Allowing students to construct their own understanding of concepts in a manner that does not lead to the formation of misconceptions can be very difficult. The Jasper materials are aimed at taking students beyond being able to produce facts and show competency in a set of prescribed skills; the focus is on helping students to use facts and skills to solve problems.
I strongly believe students only learn that which they have constructed for themselves. Mathematics and scientific disciplines, that require a greater amount of application of knowledge, prove to be more challenging to students who lack conceptual understanding because they must go further than simply regurgitating information. The other issue is that misconceptions tend to be more commonplace and harder to correct when students have not properly constructed the concepts for themselves. Solving these issues can only be tackled by using methods that show students how to go about constructing understanding for themselves; it is a skill that has to be learnt.
A problem-solving approach to tackling the issues discussed has been debated in the literature. There are those who agree that approach builds on constructivist principles (Tandogan & Orhan, 2007) and will therefore help students to develop a conceptual understanding that is less prone to misconceptions. On the other-hand some researchers argue that a problem-solving approach does not provide enough guided instruction and can even setback students especially if do not possess sufficient knowledge base to approach the problem (Kirschner, Sweller, & Clark, 2006). However, as Hmelo-Silver, Duncan, & Chinn (2007) have shown the problem-solving approach is not minimal guided instruction but it requires that students are scaffolded properly with appropriate guidance.
The Jasper materials use videos to provide students with information that they will use to solve stated problems. The approach requires students to derive a method for solving the problem and then to find the information required by searching through the videos. The process requires students to take a generative learning approach and they are encouraged to do so working in cooperative groups (Cognition and Technology Group at Vanderbilt, 1992). Students have to create their own structure of the problem and what variables they need to know solve it. As the researchers of the Cognition and Technology Group at Vanderbilt have pointed out, the process because it requires reasoning and reflection is better at tackling misconceptions. The cooperative learning aspect helps students to be focused on the issue at hand and not to go too far down a wrong path.

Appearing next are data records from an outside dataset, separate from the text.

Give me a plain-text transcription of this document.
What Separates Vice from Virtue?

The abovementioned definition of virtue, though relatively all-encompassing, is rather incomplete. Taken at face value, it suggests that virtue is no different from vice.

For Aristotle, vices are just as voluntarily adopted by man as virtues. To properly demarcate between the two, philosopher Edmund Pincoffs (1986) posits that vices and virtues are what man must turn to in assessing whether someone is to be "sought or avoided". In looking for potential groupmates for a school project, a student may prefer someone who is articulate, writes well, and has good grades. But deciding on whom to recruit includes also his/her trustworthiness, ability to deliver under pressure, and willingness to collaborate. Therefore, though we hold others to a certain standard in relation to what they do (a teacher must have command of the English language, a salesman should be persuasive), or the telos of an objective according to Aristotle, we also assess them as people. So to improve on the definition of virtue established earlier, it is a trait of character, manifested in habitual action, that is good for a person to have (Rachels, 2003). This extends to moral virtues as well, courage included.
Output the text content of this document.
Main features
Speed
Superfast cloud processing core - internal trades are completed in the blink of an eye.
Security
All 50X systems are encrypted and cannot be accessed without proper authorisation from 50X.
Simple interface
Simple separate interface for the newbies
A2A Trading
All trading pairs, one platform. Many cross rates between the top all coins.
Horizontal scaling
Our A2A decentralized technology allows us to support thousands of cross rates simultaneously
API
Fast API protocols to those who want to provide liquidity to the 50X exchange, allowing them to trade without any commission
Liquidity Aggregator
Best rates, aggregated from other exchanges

In what ways do contemporary videos available for math instruction and their support materials
The contemporary videos that don’t necessarily offer a problem-solving approach to the teaching of the concepts. The videos are engaging, and they also tend break-down concepts so that they are more easily grasped but they don’t require students to develop their own schematic approach to solving the problems. The primary method for assessing our students is the use of tests that are aimed at assessing their ability to master curriculum-driven content and skills. The videos are therefore designed to meet those needs.
References
Cognition and Technology Group at Vanderbilt. (1992). The Jasper experiment: An exploration of issues
in learning and instructional design. Educational Technology Research and Development, 40, 65-80.
Hmelo-Silver, C. E., Duncan, R. G., & Chinn, C. A. (2007). Scaffolding and achievement in problem-based
and inquiry learning: A response to Kirschner, Sweller, and Clark. Educational Psychologist,
42(2), 99-107.
Kirschner, P. A., Sweller, J., & Clark, R. E. (2006). Why minimal guidance during instruction does not
work: An analysis of the failure of constructivist, discovery, problem-based, experiential, and
inquiry-based teaching. Educational psychologist, 41(2), 75-86.
Niess, M. L. (2005). Preparing teachers to teach science and mathematics with technology: Developing a
technology pedagogical content knowledge. Teaching and teacher education, 21(5), 509-523.
Tandogan, R. O., & Orhan, A. (2007). The effects of problem-based active learning in science education
on students’ academic achievement, attitude and concept learning. Eurasia Journal of Mathematics,
Science & Technology Education, 3(1), 71-81.